Yuri Kochiyama with two civil rights activists. Kochiyama fought for Latino, African American, Native American and Asian American civil rights and causes. She held weekly open houses for activists in her Harlem apartment. Photograph: Courtesy US National Park Service/Narratively
Eight months later, Malcolm X was gunned down in a ballroom in New York. Kochiyama had developed a friendship with him and was in the ballroom when he was shot. As others fled, she rushed toward him, picking up his head and putting it in her lap, begging him to stay alive.[…]
Today, the nuclear weapons system is still sanctioned by structures of white supremacy and power, under claims of safety and self-defense. It continues to protect those in power, while nuclear testing harms people of color around the world, contaminating food and water resources and exposing residents to radiation. In the 1960s, France conducted nuclear tests in the Sahara Desert in Algeria, and in French Polynesia until 1996. There has been little to no compensation for victims of those tests. The US also conducted nuclear tests in the South Pacific, to the detriment of impoverished indigenous populations.

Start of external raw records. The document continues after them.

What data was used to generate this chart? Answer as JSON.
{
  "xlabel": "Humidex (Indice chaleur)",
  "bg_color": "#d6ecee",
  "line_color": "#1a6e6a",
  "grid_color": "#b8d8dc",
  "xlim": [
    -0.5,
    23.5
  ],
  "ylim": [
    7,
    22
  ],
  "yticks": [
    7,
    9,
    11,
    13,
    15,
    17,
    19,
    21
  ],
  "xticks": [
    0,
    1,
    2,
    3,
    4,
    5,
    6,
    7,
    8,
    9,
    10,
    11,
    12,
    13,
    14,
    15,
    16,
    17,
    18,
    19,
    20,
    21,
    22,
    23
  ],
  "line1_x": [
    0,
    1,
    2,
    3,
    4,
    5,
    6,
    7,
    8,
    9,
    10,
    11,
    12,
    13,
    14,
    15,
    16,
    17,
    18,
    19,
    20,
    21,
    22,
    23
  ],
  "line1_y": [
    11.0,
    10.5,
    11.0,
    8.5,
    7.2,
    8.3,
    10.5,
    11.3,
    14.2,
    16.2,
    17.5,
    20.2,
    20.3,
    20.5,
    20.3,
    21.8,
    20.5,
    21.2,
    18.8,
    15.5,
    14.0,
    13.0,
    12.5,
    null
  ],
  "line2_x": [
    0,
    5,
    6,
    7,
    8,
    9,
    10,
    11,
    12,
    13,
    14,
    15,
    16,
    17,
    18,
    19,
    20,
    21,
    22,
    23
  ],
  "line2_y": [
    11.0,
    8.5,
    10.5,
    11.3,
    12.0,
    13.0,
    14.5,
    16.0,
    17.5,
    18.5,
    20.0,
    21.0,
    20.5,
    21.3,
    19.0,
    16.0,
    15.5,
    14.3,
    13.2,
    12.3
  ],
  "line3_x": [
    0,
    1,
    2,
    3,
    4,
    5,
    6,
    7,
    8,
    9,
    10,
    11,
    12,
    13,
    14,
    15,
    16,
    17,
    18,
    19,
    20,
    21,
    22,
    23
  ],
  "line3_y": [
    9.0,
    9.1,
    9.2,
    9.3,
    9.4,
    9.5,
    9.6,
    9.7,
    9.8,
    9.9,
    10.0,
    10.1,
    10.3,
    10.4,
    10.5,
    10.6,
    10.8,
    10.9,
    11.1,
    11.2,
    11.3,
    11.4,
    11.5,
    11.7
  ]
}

In Washington state, the Spokane tribe of Indians has long suffered from health and environmental damage due to a uranium mine for nuclear weapons, which closed in 1981, though cleanup did not begin until 2017. Native American tribes in close proximity to the Hanford site in Washington State, a decommissioned nuclear production complex, were also exposed to radioactive contamination. And a birth study of the Navajo Nation, which spans Utah, New Mexico and Arizona, found that 27% of those tested had high levels of uranium in their urine, decades after the nuclear weapons mines were closed.